Cette initiative intervient alors que, selon une source judiciaire, la juge Prévost-Desprez, indépendante par son statut, venait de convoquer Liliane Bettencourt, 17e fortune mondiale, au palais de justice, pour audition. Isabelle Prévost-Desprez, saisie par une plainte de Françoise Meyers, fille de Liliane Bettencourt, enquête en premier lieu sur le photographe François-Marie Banier, qui a reçu plus d'un milliard d'euros de dons de Liliane Bettencourt entre 2002 et 2007. La magistrate tend cependant à étendre ses investigations à tout l'entourage de la milliardaire, notamment à son gestionnaire de fortune, Patrice de Maistre. L'enquête a exploré des aspects plus politiques de l'affaire.

L'USM PARLE DE "DÉSTABILISATION"

Elle a ainsi entendu l'ex-comptable de Liliane Bettencourt Claire Thibout, qui affirme que le couple Bettencourt remettait usuellement de l'argent en liquide à des dirigeants politiques, et a parlé d'un financement illicite de la campagne présidentielle de Nicolas Sarkozy en 2007. Après l'annonce de la mise en cause de la juge Prévost-Desprez, l'Union syndicale des magistrats (USM, majoritaire) a protesté.

"C'est procéduralement très douteux et ça ressemble à une manipulation. C'est une nouvelle tentative de déstabilisation, une forme de pression", a dit à Reuters Christophe Régnard, président de l'USM. L'enquête sur la supposée faute de la juge Prévost-Desprez a été lancée en septembre par le procureur de Nanterre Philippe Courroye (photo), qui revendique son amitié avec Sarkozy, et qui est lié aussi par son statut au ministère de la Justice. Après une plainte de Me Georges Kiejman, avocat de Liliane Bettencourt, visant un article du journal Le Monde publié sur internet le 1er septembre, le procureur a saisi l'Inspection générale des services (IGS, la "police des polices").

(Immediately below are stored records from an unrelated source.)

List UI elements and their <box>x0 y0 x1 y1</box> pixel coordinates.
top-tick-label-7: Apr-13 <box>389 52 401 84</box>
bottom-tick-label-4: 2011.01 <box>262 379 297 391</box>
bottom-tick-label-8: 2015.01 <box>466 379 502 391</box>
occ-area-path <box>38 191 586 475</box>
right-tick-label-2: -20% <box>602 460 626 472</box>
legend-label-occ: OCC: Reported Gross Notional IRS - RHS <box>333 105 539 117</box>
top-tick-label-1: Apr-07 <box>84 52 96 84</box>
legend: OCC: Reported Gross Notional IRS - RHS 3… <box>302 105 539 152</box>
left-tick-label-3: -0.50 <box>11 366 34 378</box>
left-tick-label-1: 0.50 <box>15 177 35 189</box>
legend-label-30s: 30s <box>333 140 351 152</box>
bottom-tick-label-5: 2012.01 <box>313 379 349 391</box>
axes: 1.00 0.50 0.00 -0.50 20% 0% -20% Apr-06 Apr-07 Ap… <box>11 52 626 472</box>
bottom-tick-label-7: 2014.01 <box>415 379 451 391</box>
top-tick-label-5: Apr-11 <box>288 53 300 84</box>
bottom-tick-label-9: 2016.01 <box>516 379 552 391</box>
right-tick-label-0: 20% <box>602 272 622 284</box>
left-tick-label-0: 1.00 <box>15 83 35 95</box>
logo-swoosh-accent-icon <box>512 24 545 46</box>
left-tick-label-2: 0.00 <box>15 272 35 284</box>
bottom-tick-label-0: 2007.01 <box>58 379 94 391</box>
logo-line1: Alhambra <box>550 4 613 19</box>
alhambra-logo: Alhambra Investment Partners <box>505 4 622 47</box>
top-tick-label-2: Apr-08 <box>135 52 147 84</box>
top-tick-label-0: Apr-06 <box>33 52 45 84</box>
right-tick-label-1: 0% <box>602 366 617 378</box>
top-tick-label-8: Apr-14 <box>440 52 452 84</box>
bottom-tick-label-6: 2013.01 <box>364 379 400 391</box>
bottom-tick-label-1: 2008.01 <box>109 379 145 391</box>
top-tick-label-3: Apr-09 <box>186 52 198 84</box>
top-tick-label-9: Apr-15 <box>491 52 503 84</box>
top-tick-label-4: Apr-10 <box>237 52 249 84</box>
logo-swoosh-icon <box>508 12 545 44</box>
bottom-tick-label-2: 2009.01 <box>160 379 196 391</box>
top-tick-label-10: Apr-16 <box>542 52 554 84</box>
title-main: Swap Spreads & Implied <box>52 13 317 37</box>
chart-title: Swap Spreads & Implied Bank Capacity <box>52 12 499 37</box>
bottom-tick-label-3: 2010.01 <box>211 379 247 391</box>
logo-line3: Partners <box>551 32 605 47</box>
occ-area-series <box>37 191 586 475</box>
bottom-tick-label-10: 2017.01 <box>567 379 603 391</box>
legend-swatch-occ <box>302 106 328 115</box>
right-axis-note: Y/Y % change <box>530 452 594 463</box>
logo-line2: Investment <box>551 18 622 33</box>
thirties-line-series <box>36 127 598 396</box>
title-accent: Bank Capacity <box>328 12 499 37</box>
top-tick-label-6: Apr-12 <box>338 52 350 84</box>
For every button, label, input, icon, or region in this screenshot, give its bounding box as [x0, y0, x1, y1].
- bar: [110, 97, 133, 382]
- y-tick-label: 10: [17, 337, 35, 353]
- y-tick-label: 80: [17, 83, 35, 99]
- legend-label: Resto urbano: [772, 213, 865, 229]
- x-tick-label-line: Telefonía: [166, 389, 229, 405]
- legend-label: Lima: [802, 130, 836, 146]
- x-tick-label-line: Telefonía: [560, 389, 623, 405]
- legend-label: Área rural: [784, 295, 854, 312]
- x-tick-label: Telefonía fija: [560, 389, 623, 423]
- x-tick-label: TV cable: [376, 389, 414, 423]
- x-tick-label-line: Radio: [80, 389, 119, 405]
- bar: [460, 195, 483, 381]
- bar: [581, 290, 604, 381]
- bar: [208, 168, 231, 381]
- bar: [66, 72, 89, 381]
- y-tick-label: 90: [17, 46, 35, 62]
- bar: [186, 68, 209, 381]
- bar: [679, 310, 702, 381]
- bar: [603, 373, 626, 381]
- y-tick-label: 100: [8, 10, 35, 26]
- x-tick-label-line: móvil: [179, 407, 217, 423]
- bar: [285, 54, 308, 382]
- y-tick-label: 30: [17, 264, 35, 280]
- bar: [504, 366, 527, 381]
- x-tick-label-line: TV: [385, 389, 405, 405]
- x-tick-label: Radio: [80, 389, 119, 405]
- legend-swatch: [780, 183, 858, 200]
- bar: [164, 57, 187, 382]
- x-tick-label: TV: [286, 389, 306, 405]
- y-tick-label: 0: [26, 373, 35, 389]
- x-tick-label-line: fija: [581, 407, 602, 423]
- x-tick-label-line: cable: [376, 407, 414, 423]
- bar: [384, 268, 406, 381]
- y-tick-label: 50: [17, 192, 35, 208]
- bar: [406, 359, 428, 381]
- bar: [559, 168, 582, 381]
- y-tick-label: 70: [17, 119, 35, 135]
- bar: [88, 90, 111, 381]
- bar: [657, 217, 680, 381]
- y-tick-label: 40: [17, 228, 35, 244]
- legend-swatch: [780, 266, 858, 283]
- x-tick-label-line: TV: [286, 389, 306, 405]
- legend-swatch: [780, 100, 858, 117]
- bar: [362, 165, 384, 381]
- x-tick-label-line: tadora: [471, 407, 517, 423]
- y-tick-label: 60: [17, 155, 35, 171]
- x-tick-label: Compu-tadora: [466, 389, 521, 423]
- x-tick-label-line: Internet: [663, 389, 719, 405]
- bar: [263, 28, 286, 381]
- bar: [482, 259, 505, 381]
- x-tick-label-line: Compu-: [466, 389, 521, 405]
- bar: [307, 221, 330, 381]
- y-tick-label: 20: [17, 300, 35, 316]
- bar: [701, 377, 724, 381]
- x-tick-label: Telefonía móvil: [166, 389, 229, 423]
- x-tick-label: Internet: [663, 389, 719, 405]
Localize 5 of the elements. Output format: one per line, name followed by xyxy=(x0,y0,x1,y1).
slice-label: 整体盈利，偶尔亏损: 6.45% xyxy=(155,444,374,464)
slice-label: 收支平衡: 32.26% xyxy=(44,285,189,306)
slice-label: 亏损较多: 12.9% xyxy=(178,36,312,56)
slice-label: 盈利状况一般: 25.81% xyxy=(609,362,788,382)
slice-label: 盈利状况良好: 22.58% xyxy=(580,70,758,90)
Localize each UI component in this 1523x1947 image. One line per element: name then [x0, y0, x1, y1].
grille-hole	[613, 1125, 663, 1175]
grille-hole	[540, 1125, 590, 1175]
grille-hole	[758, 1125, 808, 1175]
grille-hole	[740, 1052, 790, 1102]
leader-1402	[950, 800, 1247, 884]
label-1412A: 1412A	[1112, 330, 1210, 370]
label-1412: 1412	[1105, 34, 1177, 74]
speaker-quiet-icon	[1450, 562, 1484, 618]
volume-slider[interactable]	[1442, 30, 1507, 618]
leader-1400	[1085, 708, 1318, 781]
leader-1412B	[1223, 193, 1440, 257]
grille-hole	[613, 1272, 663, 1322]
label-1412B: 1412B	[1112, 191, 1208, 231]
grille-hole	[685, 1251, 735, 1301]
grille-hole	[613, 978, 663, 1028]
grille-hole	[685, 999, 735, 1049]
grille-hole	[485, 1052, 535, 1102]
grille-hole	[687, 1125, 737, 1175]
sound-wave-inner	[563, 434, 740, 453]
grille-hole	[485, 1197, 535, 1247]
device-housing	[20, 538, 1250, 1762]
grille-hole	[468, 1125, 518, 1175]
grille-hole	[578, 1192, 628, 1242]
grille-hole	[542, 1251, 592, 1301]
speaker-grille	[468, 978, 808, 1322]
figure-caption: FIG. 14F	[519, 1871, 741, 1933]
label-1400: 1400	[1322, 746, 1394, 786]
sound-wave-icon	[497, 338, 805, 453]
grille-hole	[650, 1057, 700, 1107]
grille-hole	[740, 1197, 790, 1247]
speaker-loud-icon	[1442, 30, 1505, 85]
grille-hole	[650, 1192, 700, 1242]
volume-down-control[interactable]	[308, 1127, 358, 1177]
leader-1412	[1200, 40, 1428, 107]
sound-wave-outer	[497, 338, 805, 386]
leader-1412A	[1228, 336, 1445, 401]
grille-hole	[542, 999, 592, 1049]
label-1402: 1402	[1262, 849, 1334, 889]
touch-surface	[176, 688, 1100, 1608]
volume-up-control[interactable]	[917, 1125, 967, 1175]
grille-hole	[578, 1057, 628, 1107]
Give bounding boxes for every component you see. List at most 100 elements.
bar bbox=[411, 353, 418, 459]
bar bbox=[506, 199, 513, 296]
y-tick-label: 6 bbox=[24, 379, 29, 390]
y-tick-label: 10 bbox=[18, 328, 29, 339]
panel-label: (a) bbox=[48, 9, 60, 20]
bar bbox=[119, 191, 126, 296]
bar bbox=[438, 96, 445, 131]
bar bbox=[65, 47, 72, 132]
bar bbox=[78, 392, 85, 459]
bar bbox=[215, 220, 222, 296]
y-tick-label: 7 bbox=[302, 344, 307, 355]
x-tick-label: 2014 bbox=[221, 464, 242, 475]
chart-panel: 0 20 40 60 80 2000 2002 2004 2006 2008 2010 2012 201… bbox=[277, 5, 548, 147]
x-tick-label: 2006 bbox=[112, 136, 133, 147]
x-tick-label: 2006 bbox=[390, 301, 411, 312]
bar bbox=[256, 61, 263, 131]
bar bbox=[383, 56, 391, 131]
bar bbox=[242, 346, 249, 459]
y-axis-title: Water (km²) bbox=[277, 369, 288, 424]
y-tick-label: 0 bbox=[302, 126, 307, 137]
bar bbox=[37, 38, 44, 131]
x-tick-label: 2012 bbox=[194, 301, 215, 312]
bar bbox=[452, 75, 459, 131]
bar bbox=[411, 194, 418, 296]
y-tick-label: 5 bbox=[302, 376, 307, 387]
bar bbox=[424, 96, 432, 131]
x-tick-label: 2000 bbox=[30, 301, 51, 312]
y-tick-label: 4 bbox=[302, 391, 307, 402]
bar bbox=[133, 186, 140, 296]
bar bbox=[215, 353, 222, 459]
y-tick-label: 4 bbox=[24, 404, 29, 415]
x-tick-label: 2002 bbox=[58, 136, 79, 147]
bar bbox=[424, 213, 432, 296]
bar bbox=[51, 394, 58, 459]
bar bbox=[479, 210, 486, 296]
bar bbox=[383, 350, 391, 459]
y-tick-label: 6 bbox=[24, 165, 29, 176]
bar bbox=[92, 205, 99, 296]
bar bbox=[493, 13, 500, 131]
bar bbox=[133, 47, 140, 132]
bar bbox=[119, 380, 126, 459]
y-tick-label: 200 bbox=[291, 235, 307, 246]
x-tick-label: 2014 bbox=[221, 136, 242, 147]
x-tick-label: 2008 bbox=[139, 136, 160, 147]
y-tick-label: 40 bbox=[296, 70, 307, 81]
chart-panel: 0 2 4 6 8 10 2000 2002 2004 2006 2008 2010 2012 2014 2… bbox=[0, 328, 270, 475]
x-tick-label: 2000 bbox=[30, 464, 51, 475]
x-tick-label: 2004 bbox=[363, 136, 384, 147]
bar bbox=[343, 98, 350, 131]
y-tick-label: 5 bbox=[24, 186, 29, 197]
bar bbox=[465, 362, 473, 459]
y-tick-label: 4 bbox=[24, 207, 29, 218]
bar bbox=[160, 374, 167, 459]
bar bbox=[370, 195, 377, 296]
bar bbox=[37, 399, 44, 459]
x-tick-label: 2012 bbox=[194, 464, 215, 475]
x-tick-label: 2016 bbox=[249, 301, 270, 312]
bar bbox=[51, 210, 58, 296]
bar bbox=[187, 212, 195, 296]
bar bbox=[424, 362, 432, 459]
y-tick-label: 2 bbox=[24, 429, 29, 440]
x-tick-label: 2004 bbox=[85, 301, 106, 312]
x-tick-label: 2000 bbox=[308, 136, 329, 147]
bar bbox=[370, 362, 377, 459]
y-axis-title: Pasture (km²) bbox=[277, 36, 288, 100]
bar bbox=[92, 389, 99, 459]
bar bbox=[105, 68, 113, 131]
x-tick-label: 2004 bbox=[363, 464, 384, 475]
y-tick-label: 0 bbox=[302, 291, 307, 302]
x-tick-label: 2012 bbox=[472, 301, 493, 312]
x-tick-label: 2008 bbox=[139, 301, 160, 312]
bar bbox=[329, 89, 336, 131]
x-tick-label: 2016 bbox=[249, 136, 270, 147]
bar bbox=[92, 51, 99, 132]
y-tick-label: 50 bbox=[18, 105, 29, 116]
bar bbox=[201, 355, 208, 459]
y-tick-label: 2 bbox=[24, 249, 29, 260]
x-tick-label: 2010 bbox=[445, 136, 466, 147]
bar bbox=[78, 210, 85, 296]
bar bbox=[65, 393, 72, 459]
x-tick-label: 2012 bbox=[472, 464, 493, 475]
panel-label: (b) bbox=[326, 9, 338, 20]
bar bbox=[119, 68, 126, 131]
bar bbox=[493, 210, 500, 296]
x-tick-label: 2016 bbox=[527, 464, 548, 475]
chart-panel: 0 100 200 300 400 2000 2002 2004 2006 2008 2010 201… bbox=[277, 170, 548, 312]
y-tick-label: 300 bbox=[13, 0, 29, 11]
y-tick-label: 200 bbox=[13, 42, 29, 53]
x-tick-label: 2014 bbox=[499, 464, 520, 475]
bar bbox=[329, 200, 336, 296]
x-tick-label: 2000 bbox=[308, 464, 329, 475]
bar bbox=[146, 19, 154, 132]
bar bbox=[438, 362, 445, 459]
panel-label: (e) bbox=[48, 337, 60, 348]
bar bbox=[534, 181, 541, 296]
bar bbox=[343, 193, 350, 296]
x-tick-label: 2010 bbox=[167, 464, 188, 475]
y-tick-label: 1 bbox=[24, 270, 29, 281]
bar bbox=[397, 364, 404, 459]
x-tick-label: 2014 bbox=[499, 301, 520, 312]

Ce service, point délicat, a examiné les relevés de communications téléphoniques de deux journalistes du Monde, Jacques Follorou et Gérard Davet et mis en évidence des communications entre eux et Isabelle Prévost-Desprez. Ces investigations sur la presse pourraient selon des juristes être illégales, le secret des sources des journalistes étant protégé par la loi. Le procureur doit légalement demander l'autorisation des journalistes pour examiner leurs appels. Le Monde a annoncé vendredi soir qu'il porterait plainte. Le parquet dit avoir seulement fait "des vérifications sommaires".

Si la Cour de cassation dessaisit la juge Prévost-Desprez, la procédure pour "abus de faiblesse" pourrait connaitre dans une autre juridiction des retards, voire un enlisement. Les autres aspects de l'affaire, notamment concernant l'actuel ministre du Travail, Eric Woerth, restent sous le contrôle du procureur Courroye, en enquêtes préliminaires. Eric Woerth, qui recevait des dons de Liliane Bettencourt pour l'UMP en qualité de trésorier du parti, est soupçonné d'avoir fait embaucher sa femme en 2007 chez Patrice de Maistre.